The war has displaced over two-thirds of Gaza's population, with most fleeing south. Egypt has allowed hundreds of foreign passport holders and medical patients to exit through its Rafah crossing, as well as the entry of a small amount of humanitarian aid.
Global Affairs Canada said 232 citizens, permanent residents and eligible family members crossed into Egypt on Sunday.
Evacuations through the border crossing, the only entry point to Gaza not controlled by Israel, were suspended for a third time on Friday after issues around transporting injured Palestinians from northern Gaza. It reopened Sunday.
Dalia Salim, of London, Ont., was able to leave Gaza on Sunday through the crossing. She told The Canadian Press that her father was able to cross with her uncle, who is a U.S. citizen.
"I'm so relieved, I have the biggest weight lifted off my shoulders," Salim said in a phone interview. "I'm still hurting for my people and my country ... but on a personal level, I'm just really glad that my dad is safe."
A total of 107 people with connections to Canada managed to leave Gaza via the Rafah crossing on Tuesday and Thursday.
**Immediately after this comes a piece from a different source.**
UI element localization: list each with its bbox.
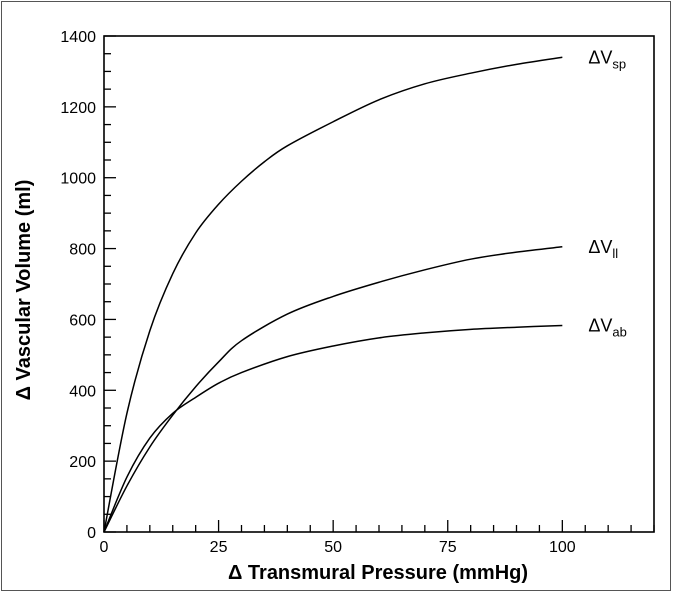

More than 11,000 Palestinians, two-thirds of them women and minors, have been killed since the war began, according to the Hamas-run Health Ministry, which does not differentiate between civilian and militant deaths. About 2,700 people have been reported missing and are thought to be trapped or dead under the rubble.
At least 1,200 people have been killed on the Israeli side, mostly civilians killed in the initial Hamas attack, but officials say 46 Israeli soldiers have been killed in Gaza since the ground offensive began on Oct. 27
About 250,000 Israelis have been forced to evacuate from communities near Gaza, where Palestinian militants are still firing barrages of rockets, and along the northern border with Lebanon, where Israeli forces and Hezbollah militants have traded fire repeatedly.